Key points:
- S&P 500 makes it across
- PPI inflation comes in hot
- Dip buyers swoop in again
It was a hot inflation report that had traders heading for the exits. Shortly after, however, they came back asking for more of those risk assets.
📈 Saving That Streak
- The S&P 500 (SPX) eked out a tiny 0.03% gain to 6,468.54, just enough to keep its winning streak alive — the third straight record close and the 18th all-time high of the year.
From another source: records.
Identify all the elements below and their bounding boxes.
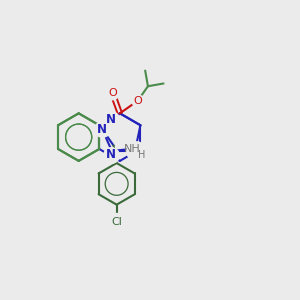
Text: N: N (97, 123, 107, 136)
Text: H: H (138, 150, 145, 161)
Text: N: N (106, 113, 116, 126)
Text: N: N (106, 148, 116, 161)
Text: N: N (106, 148, 116, 161)
Text: Cl: Cl (111, 217, 122, 226)
Text: N: N (106, 113, 116, 126)
Text: N: N (97, 123, 107, 136)
Text: O: O (108, 88, 117, 98)
Text: O: O (133, 96, 142, 106)
Text: NH: NH (124, 145, 141, 154)
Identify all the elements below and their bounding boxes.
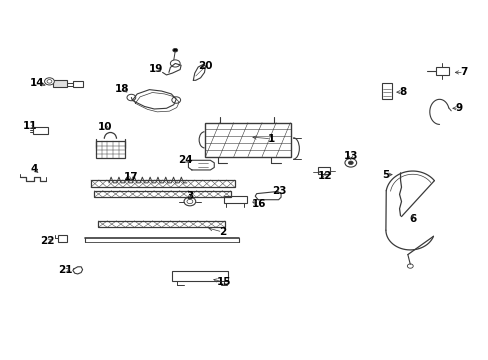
- Text: 11: 11: [22, 121, 37, 131]
- Text: 13: 13: [343, 150, 357, 161]
- Bar: [96, 140, 125, 158]
- Circle shape: [183, 197, 195, 206]
- Bar: [205, 123, 290, 157]
- Text: 22: 22: [40, 236, 54, 246]
- Bar: [94, 191, 230, 197]
- Circle shape: [407, 264, 412, 268]
- Circle shape: [347, 161, 352, 165]
- Text: 10: 10: [98, 122, 113, 132]
- Text: 7: 7: [459, 67, 467, 77]
- Circle shape: [171, 97, 180, 103]
- Bar: [91, 180, 234, 187]
- Circle shape: [44, 78, 54, 85]
- Circle shape: [127, 94, 136, 101]
- Bar: [73, 81, 82, 87]
- Circle shape: [170, 60, 180, 67]
- Bar: [224, 196, 247, 203]
- Circle shape: [47, 80, 52, 83]
- Text: 12: 12: [317, 171, 331, 181]
- Bar: [435, 67, 448, 75]
- Bar: [53, 80, 67, 87]
- Circle shape: [172, 48, 177, 52]
- Circle shape: [186, 199, 192, 204]
- Bar: [58, 234, 67, 242]
- Text: 1: 1: [267, 134, 274, 144]
- Bar: [381, 83, 391, 99]
- Text: 4: 4: [30, 164, 38, 174]
- Bar: [317, 167, 329, 174]
- Text: 8: 8: [399, 87, 406, 97]
- Text: 6: 6: [408, 215, 415, 224]
- Text: 21: 21: [58, 265, 73, 275]
- Text: 19: 19: [148, 64, 163, 74]
- Circle shape: [344, 158, 356, 167]
- Text: 16: 16: [251, 199, 266, 210]
- Bar: [172, 271, 228, 281]
- Text: 24: 24: [177, 155, 192, 165]
- Text: 14: 14: [30, 78, 44, 88]
- Text: 23: 23: [272, 186, 286, 196]
- Text: 2: 2: [219, 227, 226, 237]
- Text: 17: 17: [124, 172, 139, 182]
- Text: 20: 20: [198, 61, 212, 71]
- Text: 3: 3: [186, 191, 193, 201]
- Text: 15: 15: [216, 277, 231, 287]
- Text: 18: 18: [114, 84, 129, 94]
- Bar: [98, 221, 224, 227]
- Text: 5: 5: [382, 170, 389, 180]
- Text: 9: 9: [454, 103, 462, 113]
- Bar: [33, 127, 48, 134]
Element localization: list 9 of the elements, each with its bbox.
Not bad for a day that looked doomed by lunch.
- The Nasdaq Composite slipped 0.01% and the Dow Jones Industrial Average fell 11 points, both staging a near-even recovery after being hit hard in the morning.
- At session lows, the 30-stock Dow was lower by more than 200 points while its two heavyweight peers were off by 0.4%. That’s before buyers with deep pockets — and perhaps deeper confidence — flooded back in.
😨 PPI Jumpscare
- July’s Producer Price Index USPPI surged 0.9% month-on-month — more than 4x what Wall Street expected (0.2%) — snapping June’s flat reading and swapping rate-cut dreams with nightmare fuel.
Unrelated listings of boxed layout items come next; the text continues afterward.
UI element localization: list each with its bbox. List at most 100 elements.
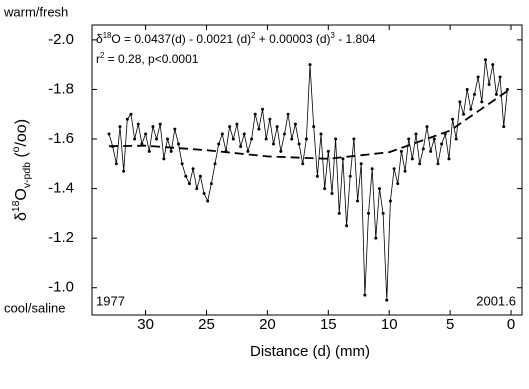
data-point: [399, 149, 403, 153]
y-tick-label: -1.8: [48, 80, 74, 97]
y-axis-label-part: δ: [13, 212, 30, 221]
data-point: [381, 211, 385, 215]
data-point: [458, 100, 462, 104]
data-point: [114, 162, 118, 166]
data-point: [297, 142, 301, 146]
data-point: [352, 137, 356, 141]
x-tick-label: 15: [320, 316, 337, 333]
data-point: [370, 167, 374, 171]
data-point: [140, 142, 144, 146]
data-point: [195, 187, 199, 191]
equation-part: 3: [331, 31, 335, 40]
data-point: [147, 149, 151, 153]
data-point: [326, 149, 330, 153]
data-point: [282, 132, 286, 136]
data-point: [472, 92, 476, 96]
stats-part: 2: [100, 51, 104, 60]
y-axis-label-part: v-pdb: [22, 162, 33, 188]
stats-part: = 0.28, p<0.0001: [104, 52, 198, 66]
data-point: [308, 63, 312, 67]
data-point: [293, 122, 297, 126]
data-point: [483, 58, 487, 62]
data-point: [144, 132, 148, 136]
data-point: [502, 125, 506, 129]
data-point: [228, 125, 232, 129]
data-point: [396, 182, 400, 186]
data-point: [213, 162, 217, 166]
x-tick-label: 10: [381, 316, 398, 333]
data-point: [345, 224, 349, 228]
data-point: [250, 137, 254, 141]
data-point: [246, 149, 250, 153]
y-tick-label: -1.2: [48, 229, 74, 246]
data-point: [410, 157, 414, 161]
data-point: [187, 182, 191, 186]
data-point: [356, 199, 360, 203]
data-point: [418, 162, 422, 166]
data-point: [505, 87, 509, 91]
data-point: [206, 199, 210, 203]
trend-line: [109, 87, 512, 160]
data-point: [268, 117, 272, 121]
y-tick-label: -1.6: [48, 130, 74, 147]
data-point: [476, 75, 480, 79]
top-label: warm/fresh: [3, 4, 68, 19]
data-point: [403, 169, 407, 173]
data-point: [198, 174, 202, 178]
data-point: [286, 112, 290, 116]
x-tick-label: 0: [507, 316, 515, 333]
data-point: [462, 112, 466, 116]
data-point: [155, 137, 159, 141]
data-point: [122, 169, 126, 173]
end-label: 2001.6: [476, 293, 516, 308]
data-point: [279, 149, 283, 153]
data-point: [242, 132, 246, 136]
data-point: [392, 167, 396, 171]
data-point: [176, 142, 180, 146]
data-point: [494, 92, 498, 96]
data-point: [429, 149, 433, 153]
y-axis-label: δ18Ov-pdb (o/oo): [11, 119, 33, 221]
data-point: [107, 132, 111, 136]
x-tick-label: 30: [137, 316, 154, 333]
data-point: [323, 187, 327, 191]
data-point: [312, 125, 316, 129]
data-point: [264, 137, 268, 141]
equation-part: + 0.00003 (d): [255, 32, 330, 46]
data-point: [498, 75, 502, 79]
data-point: [136, 122, 140, 126]
data-point: [301, 162, 305, 166]
data-point: [491, 63, 495, 67]
data-point: [469, 107, 473, 111]
data-point: [348, 174, 352, 178]
y-axis-label-part: o: [11, 146, 22, 152]
equation-part: 18: [103, 31, 112, 40]
data-point: [432, 137, 436, 141]
x-axis-label: Distance (d) (mm): [250, 343, 370, 360]
data-line: [108, 59, 508, 301]
y-axis-label-part: (: [13, 152, 30, 162]
equation-part: δ: [96, 32, 103, 46]
data-point: [440, 142, 444, 146]
data-point: [275, 125, 279, 129]
data-point: [425, 125, 429, 129]
data-point: [421, 147, 425, 151]
data-point: [224, 149, 228, 153]
start-label: 1977: [96, 293, 125, 308]
data-point: [272, 142, 276, 146]
data-point: [173, 127, 177, 131]
equation-part: O = 0.0437(d) - 0.0021 (d): [111, 32, 251, 46]
data-point: [235, 122, 239, 126]
data-point: [334, 137, 338, 141]
data-point: [359, 162, 363, 166]
plot-frame: [91, 24, 523, 316]
y-tick-label: -1.0: [48, 279, 74, 296]
data-point: [180, 162, 184, 166]
data-point: [447, 157, 451, 161]
x-tick-label: 25: [198, 316, 215, 333]
data-point: [169, 149, 173, 153]
data-point: [330, 192, 334, 196]
data-point: [337, 211, 341, 215]
data-point: [377, 187, 381, 191]
data-point: [315, 174, 319, 178]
- The hotter print signals inflationary pressures are alive and kicking in the wholesale pipeline, with sectors like manufacturing and services still pushing costs up.
- With the PPI often a leading indicator for consumer prices, traders are now rethinking how much of a “sure thing” a September Fed cut really is — the odds are still decent, but the conviction took a hit.
💸 Dip Buyers Flex (Again)
- And yet, optimism prevailed once again. The late-session reversal was powered by aggressive buying in cyclicals and megacaps, the kind of “don’t fight the tape” rally pros have seen all year.
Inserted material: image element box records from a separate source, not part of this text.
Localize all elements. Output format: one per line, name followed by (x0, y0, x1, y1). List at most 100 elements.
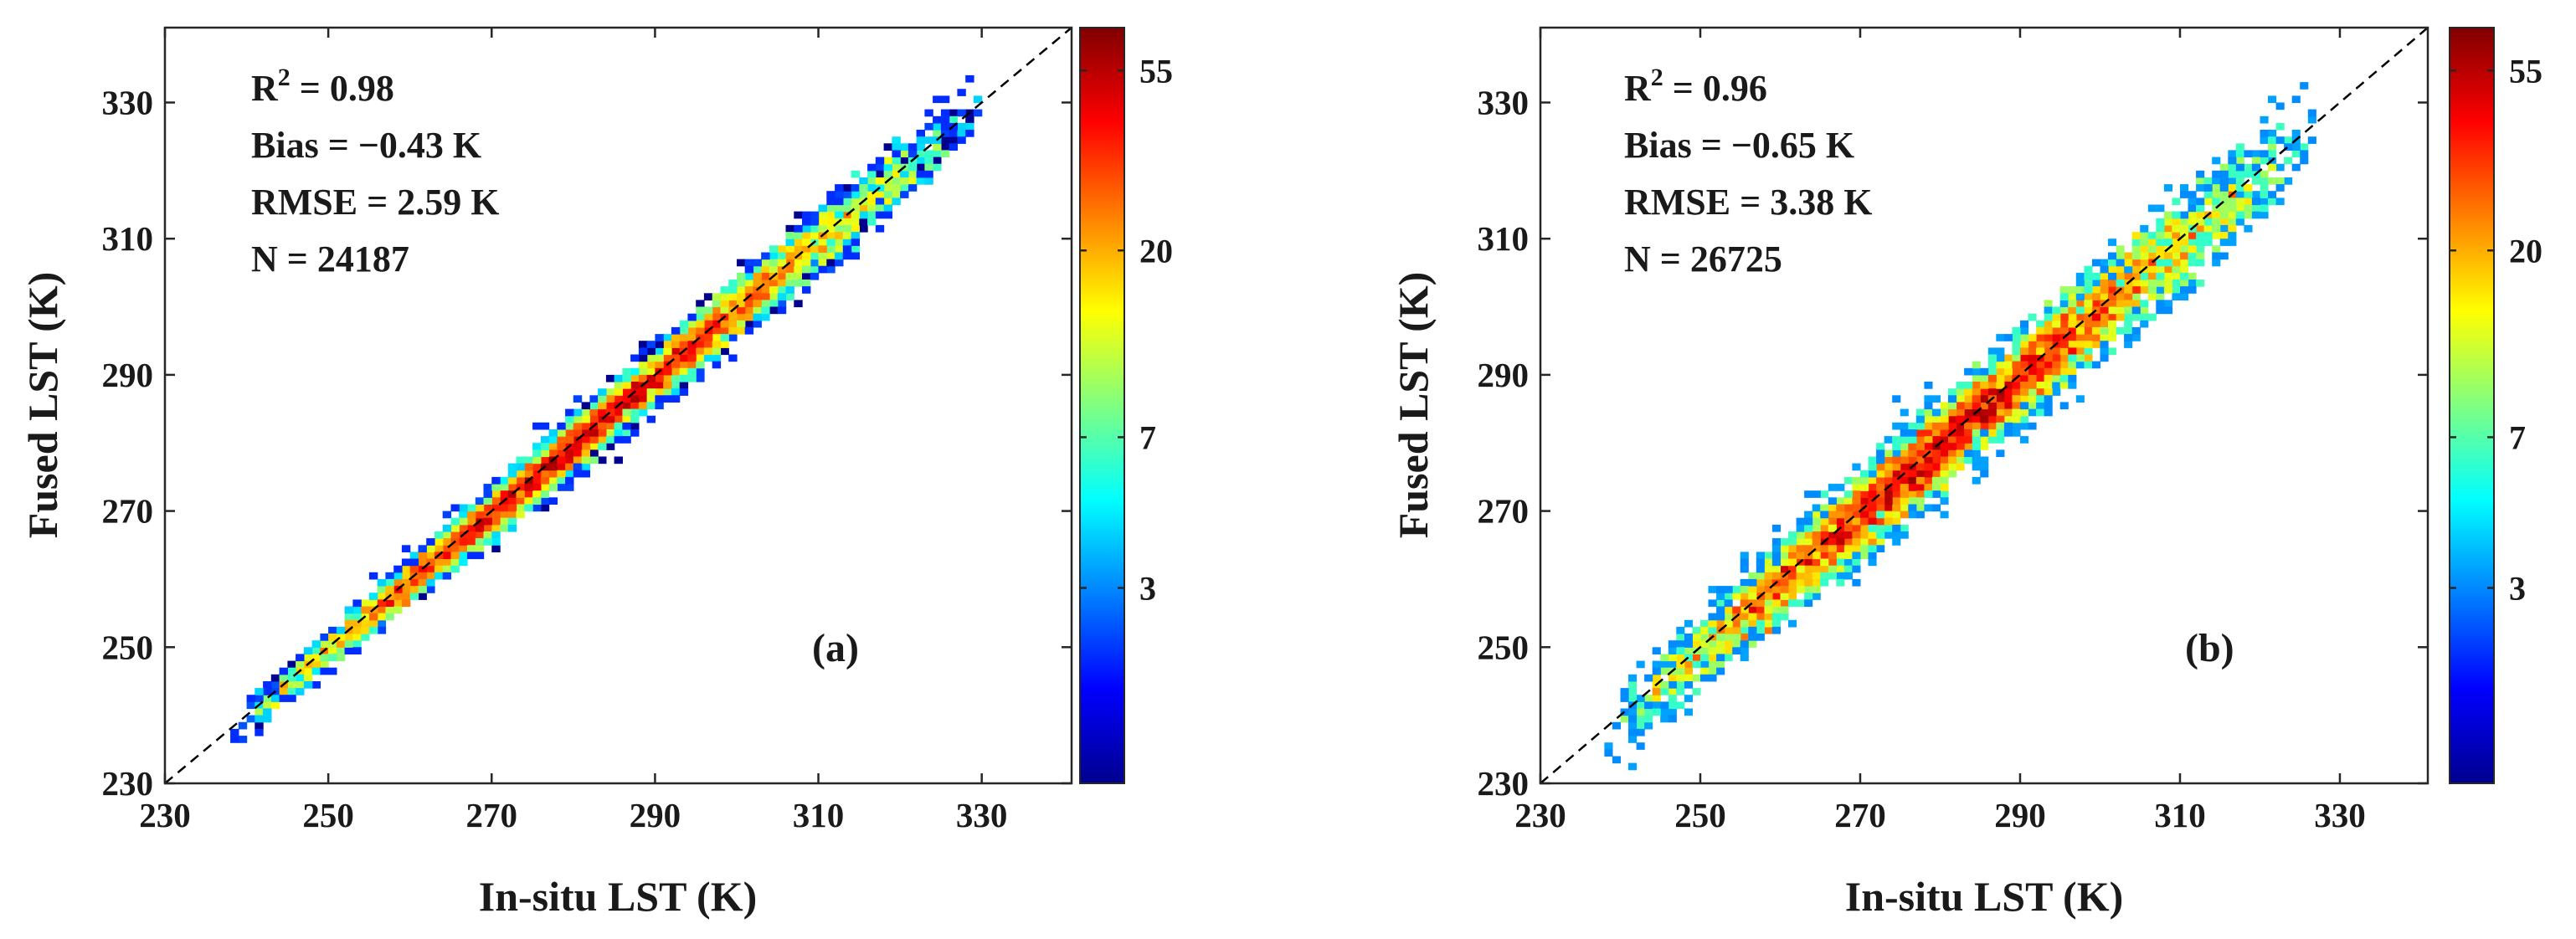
density-cell (614, 408, 623, 417)
density-cell (1931, 429, 1941, 437)
density-cell (2235, 170, 2244, 178)
density-cell (1924, 484, 1933, 491)
density-cell (2052, 374, 2061, 382)
density-cell (1780, 578, 1789, 587)
density-cell (1915, 443, 1925, 450)
density-cell (2052, 367, 2061, 376)
stat-r2-exponent-a: 2 (278, 64, 291, 91)
density-cell (1915, 504, 1925, 512)
density-cell (1756, 586, 1765, 593)
density-cell (802, 265, 811, 274)
density-cell (2124, 300, 2133, 308)
density-cell (2059, 300, 2069, 308)
density-cell (908, 184, 918, 192)
colorbar-tick-label-b: 55 (2509, 52, 2543, 90)
density-cell (1836, 531, 1845, 539)
density-cell (230, 736, 239, 743)
density-cell (1740, 613, 1749, 621)
density-cell (2163, 224, 2172, 233)
density-cell (2131, 272, 2141, 280)
density-cell (1980, 395, 1989, 403)
density-cell (2059, 354, 2069, 362)
density-cell (296, 660, 305, 669)
density-cell (2020, 334, 2029, 341)
density-cell (352, 626, 362, 634)
density-cell (2084, 306, 2093, 315)
density-cell (2219, 184, 2229, 192)
density-cell (246, 715, 255, 723)
density-cell (1940, 456, 1949, 464)
density-cell (418, 552, 427, 560)
density-cell (507, 497, 517, 505)
density-cell (663, 334, 672, 341)
density-cell (1684, 681, 1693, 689)
density-cell (835, 239, 844, 246)
density-cell (434, 531, 444, 539)
density-cell (785, 272, 794, 280)
density-cell (605, 388, 615, 396)
density-cell (1771, 593, 1781, 600)
colorbar-tick-label-a: 55 (1139, 52, 1173, 90)
density-cell (532, 422, 542, 430)
density-cell (1915, 429, 1925, 437)
density-cell (1892, 538, 1901, 546)
density-cell (687, 334, 697, 341)
density-cell (2219, 239, 2229, 246)
density-cell (2036, 388, 2045, 396)
density-cell (892, 136, 901, 144)
colorbar-a (1079, 27, 1125, 784)
density-cell (1836, 511, 1845, 519)
density-cell (2036, 382, 2045, 389)
density-cell (753, 320, 762, 328)
density-cell (867, 170, 877, 178)
density-cell (1771, 524, 1781, 532)
density-cell (1987, 415, 1997, 423)
density-cell (1956, 422, 1965, 430)
density-cell (1980, 470, 1989, 478)
density-cell (1604, 749, 1613, 757)
density-cell (794, 300, 803, 308)
density-cell (598, 436, 607, 444)
density-cell (1980, 415, 1989, 423)
colorbar-tick-label-a: 3 (1139, 569, 1156, 607)
density-cell (2108, 252, 2117, 260)
density-cell (883, 170, 892, 178)
density-cell (500, 476, 509, 485)
density-cell (491, 484, 501, 491)
density-cell (2228, 163, 2237, 172)
density-cell (940, 136, 950, 144)
density-cell (1924, 415, 1933, 423)
density-cell (2163, 286, 2172, 294)
density-cell (728, 286, 738, 294)
density-cell (2084, 326, 2093, 335)
density-cell (1924, 456, 1933, 464)
density-cell (2091, 300, 2100, 308)
density-cell (810, 224, 820, 233)
density-cell (2003, 429, 2013, 437)
density-cell (2124, 306, 2133, 315)
density-cell (450, 565, 460, 573)
density-cell (818, 259, 827, 267)
density-cell (2260, 150, 2269, 158)
density-cell (2172, 198, 2181, 206)
density-cell (908, 150, 918, 158)
density-cell (1636, 695, 1645, 702)
density-cell (1843, 572, 1853, 580)
density-cell (2235, 218, 2244, 226)
density-cell (630, 402, 640, 410)
density-cell (940, 109, 950, 117)
x-tick-label-b: 310 (2154, 796, 2206, 834)
density-cell (1931, 449, 1941, 458)
density-cell (1756, 599, 1765, 608)
density-cell (2012, 382, 2021, 389)
density-cell (2075, 293, 2085, 300)
density-cell (581, 436, 590, 444)
density-cell (1636, 715, 1645, 723)
density-cell (1940, 422, 1949, 430)
density-cell (1668, 701, 1677, 710)
x-tick-label-b: 290 (1994, 796, 2046, 834)
density-cell (2275, 102, 2285, 110)
x-tick-label-a: 290 (630, 796, 681, 834)
density-cell (2084, 272, 2093, 280)
density-cell (835, 232, 844, 239)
- Dip-buying has become the default playbook in this market, helped by strong earnings, a still-resilient economy, and massive liquidity flows. A market can’t even fall properly these days.
- And there you have it — three straight wins for the S&P 500 despite a macro headwind this big. Judging by the broad reaction, traders are still more scared of missing the rally than they are of inflation.